La bimba scese nel bunker; sembrava sprofondata in una duna nel deserto, la sabbia bianca la circondava completamente. Fece un tiro deciso e la pallina rosa si alzò in una nuvola di sabbia e si piantò vicino alla bandiera.

“Brava, ora rastrella la sabbia”. Le disse la donna avviandosi verso la bandiera. La tolse e la posò delicatamente a bordo green. Si chinò e studiò la linea del putt. Poi prese il putter, ondeggiò le braccia come un pendolo e colpì la pallina che rotolò appena sopra la buca, per poi scendere e sparire dentro con il suo caratteristico rumore.

“Bello!” urlò la bambina.

“Ora tocca a te” disse la donna.

La piccola prese il suo putter e si posizionò sulla sua pallina rosa. Guardò la linea del putt e poi la donna.

“Devi crederci Laura”.

La bambina si fece seria e colpì la palla senza esitazioni. La palla rotolò nella buca.

“Perfetto. Non hai avuto paura. Non bisogna mai avere paura nel golf come nella vita. Hai fatto 5 colpi in questa buca considerando l’errore e la penalità. Hai preso 2 punti Stableford, quindi alla fine hai salvato la buca. Come vedi nulla è impossibile.”

La bambina contenta raccolse la sua Pinnacle rosa e la mise nella sacca.

“In questo sport occorre determinazione e freddezza. Se sbagli un colpo non devi abbatterti perché con quelli successivi puoi recuperare.

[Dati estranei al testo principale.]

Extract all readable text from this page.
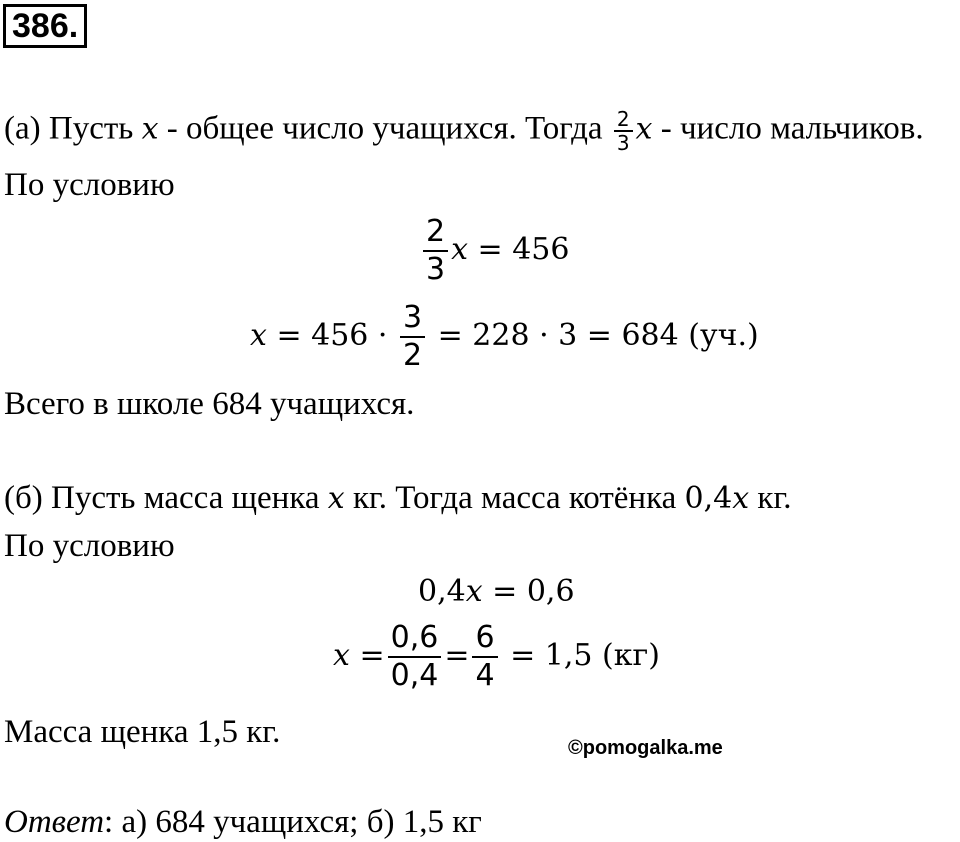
386.
(а) Пусть x - общее число учащихся. Тогда $\frac{2}{3}$ x - число мальчиков.
По условию
$\frac{2}{3}$ x = 456
$x = 456 \cdot \frac{3}{2} = 228 \cdot 3 = 684$ (уч.)
Всего в школе 684 учащихся.
(б) Пусть масса щенка x кг. Тогда масса котёнка 0,4x кг.
По условию
0,4x = 0,6
$x = \frac{0,6}{0,4} = \frac{6}{4} = 1,5$ (кг)
Масса щенка 1,5 кг.	©pomogalka.me
Ответ: а) 684 учащихся; б) 1,5 кг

Se fai un tiro perfetto non ti devi esaltare, perché con quelli successivi lo puoi vanificare. Quando “sbagli” una buca pensa alla prossima.

Io ho cominciato a giocare alla tua età e ancora oggi, quando voglio dimenticare le delusioni, le tensioni, i problemi quotidiani vengo in campo, gioco qualche buca e tutto sparisce. Ritrovo me stessa, il mio orgoglio ed il mio coraggio”.

La donna prese l’asta della bandiera e la infilò nella buca.

Il viso della bimba si illuminò mentre le papere lentamente si tuffavano nel lago. Una dopo l’altra.

“Adesso andiamo Laura. Prendi la sacca. La prossima buca è un par 5. E’ lunga e impegnativa. Preparati”.

La bambina corse avanti saltellando, la donna fece un lungo sospiro e sorrise.

Laura camminava decisa, senza guardare indietro, determinata.

Si sentiva pronta per la prossima buca. Per la prossima sfida. Per la vita.